Spoon romesco onto plates or into a serving bowl. Serve the kebabs hot, either with romesco for dipping or drizzled over the top.

Finish with chopped parsley and lemon wedges. Warm pita or crusty bread is excellent for scooping up extra sauce.

Pro Tips

  • Cut everything to the same size: 1-inch pieces cook at the same pace and look great on the skewer.
  • Don’t marinate halloumi for hours: A 30-minute marinade is plenty; longer can make it overly salty.
  • Control flare-ups: Oil in the marinade can drip. Use a two-zone fire (hot side + cooler side) and move skewers as needed.
  • Romesco texture is personal: Blend smooth for drizzling, or leave it slightly chunky for a rustic dip. Add water 1 tbsp at a time to adjust.
  • Salt carefully: Halloumi is naturally salty. If your brand is very salty, reduce the marinade salt to 1/2 tsp.

Variations

  • Extra smoky shortcut: Replace the broiled pepper with 1 cup (240 g) well-drained jarred roasted red peppers, and add 1/4 tsp ground chipotle or an extra 1/2 tsp smoked paprika.
  • Different veggies: Swap in eggplant cubes (salt and pat dry first), cherry tomatoes (use two skewers to hold them), or par-cooked baby potatoes.
  • Nut-free romesco: Use 1/3 cup (50 g) toasted sunflower seeds instead of almonds.

Storage & Make-Ahead

Romesco: Store in an airtight container in the refrigerator for up to 5 days. The flavor improves after a few hours. Stir before serving; if it thickens, thin with 1–2 tsp water or olive oil.

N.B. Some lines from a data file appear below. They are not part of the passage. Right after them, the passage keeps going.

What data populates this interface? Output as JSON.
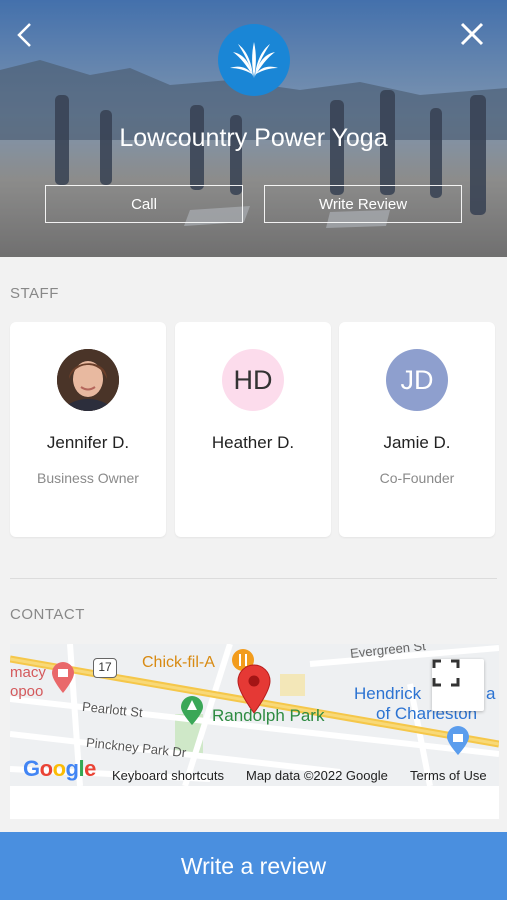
{
  "header": {
    "business_name": "Lowcountry Power Yoga",
    "call_label": "Call",
    "write_review_label": "Write Review"
  },
  "staff": {
    "title": "STAFF",
    "members": [
      {
        "name": "Jennifer D.",
        "role": "Business Owner",
        "initials": ""
      },
      {
        "name": "Heather D.",
        "role": "",
        "initials": "HD"
      },
      {
        "name": "Jamie D.",
        "role": "Co-Founder",
        "initials": "JD"
      }
    ]
  },
  "contact": {
    "title": "CONTACT",
    "map": {
      "labels": {
        "chick": "Chick-fil-A",
        "randolph": "Randolph Park",
        "pearlott": "Pearlott St",
        "pinckney": "Pinckney Park Dr",
        "evergreen": "Evergreen St",
        "hendrick1": "Hendrick",
        "hendrick2": "a",
        "charleston": "of Charleston",
        "pharm1": "macy",
        "pharm2": "opoo",
        "route": "17"
      },
      "google": "Google",
      "keyboard_shortcuts": "Keyboard shortcuts",
      "map_data": "Map data ©2022 Google",
      "terms": "Terms of Use"
    }
  },
  "footer": {
    "write_review": "Write a review"
  },
  "colors": {
    "accent": "#4a8fdf",
    "logo_bg": "#1a86d6",
    "hd_avatar": "#fcdcec",
    "jd_avatar": "#8e9fce"
  }
}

Prep ahead: Chop vegetables and cube halloumi up to 24 hours ahead; refrigerate separately. Mix marinade up to 3 days ahead. For best texture, marinate right before grilling (about 30 minutes).

Leftover kebabs: Remove from skewers and refrigerate up to 3 days. Rewarm in a skillet over medium heat for 4–6 minutes or in a 375°F (190°C) oven for 8–10 minutes. (Microwaving works but softens the char.)

Nutrition (per serving)

Approximate, based on 4 servings: 620 calories, 22 g protein, 26 g carbohydrates, 47 g fat, 7 g fiber, 1150 mg sodium.